Não é difícil relacionar a tendência minimalista com a Teoria da Lei da Parcimónia, de William of Occam. Entia non sunt multiplicanda sine necessitate, ou seja, não usar a multiplicidade senão quando o seu uso for imperativo. Esta teoria, levada ontologicamente a um extremo, está, de certa forma, ligada ao cepticismo, uma vez que, no contexto dos seus ensaios teológicos e teosóficos, William of Occam chega, com esta teoria, à conclusão de que a única entidade necessária é deus, não sendo necessário qualquer outro elemento.

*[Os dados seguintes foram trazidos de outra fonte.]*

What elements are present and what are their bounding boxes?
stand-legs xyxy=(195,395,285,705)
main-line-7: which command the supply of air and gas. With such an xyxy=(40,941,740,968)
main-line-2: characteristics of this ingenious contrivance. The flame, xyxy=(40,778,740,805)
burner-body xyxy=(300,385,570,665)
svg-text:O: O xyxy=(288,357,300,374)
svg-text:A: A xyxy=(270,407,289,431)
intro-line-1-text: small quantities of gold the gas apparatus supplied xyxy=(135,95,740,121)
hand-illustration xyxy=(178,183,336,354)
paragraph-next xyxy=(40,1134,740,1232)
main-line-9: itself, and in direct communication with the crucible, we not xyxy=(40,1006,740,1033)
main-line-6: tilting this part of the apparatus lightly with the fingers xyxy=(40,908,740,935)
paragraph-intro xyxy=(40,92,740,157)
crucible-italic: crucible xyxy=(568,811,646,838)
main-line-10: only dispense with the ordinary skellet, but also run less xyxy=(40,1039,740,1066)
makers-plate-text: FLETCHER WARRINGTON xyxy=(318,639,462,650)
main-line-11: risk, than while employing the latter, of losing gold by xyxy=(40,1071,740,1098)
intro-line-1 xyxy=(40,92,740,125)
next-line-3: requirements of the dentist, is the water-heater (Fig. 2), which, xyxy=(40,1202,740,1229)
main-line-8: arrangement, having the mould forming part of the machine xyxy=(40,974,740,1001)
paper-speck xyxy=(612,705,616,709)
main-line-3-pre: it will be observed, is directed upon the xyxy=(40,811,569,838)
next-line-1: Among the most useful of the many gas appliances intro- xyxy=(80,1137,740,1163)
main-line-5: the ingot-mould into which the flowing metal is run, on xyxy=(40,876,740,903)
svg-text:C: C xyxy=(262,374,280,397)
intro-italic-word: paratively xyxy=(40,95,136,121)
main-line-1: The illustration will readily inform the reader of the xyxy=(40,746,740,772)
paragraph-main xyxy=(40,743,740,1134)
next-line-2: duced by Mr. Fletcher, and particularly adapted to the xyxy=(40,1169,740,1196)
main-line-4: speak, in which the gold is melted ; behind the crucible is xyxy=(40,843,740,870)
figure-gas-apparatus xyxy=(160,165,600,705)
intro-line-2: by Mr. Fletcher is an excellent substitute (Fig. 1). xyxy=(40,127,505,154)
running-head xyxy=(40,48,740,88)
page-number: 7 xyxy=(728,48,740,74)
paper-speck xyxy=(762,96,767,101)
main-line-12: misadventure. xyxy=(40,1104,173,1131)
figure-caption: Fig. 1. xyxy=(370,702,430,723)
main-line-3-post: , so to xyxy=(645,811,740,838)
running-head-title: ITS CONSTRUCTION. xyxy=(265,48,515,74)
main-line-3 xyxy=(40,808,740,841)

No entanto, o transporte desta ideia, directamente associada ou não a William of Occam, para as disciplinas artísticas, tem sido recorrente e, de certa forma, sobrevive sempre ao esquecimento e acaba por ser recuperada, talvez por se associar a uma forma menos artificial ou menos fantasiosa de olhar o mundo, pois, como enuncia lucidamente Agustina Bessa-Luís, A simplicidade é um aspecto superficial do complexo ou então a síntese duma estrutura difícil. A simplicidade adquire-se com a maturação do espírito; a sobriedade e a concisão obtêm-se por sistema de eliminação, e são obra duma intensa experiência.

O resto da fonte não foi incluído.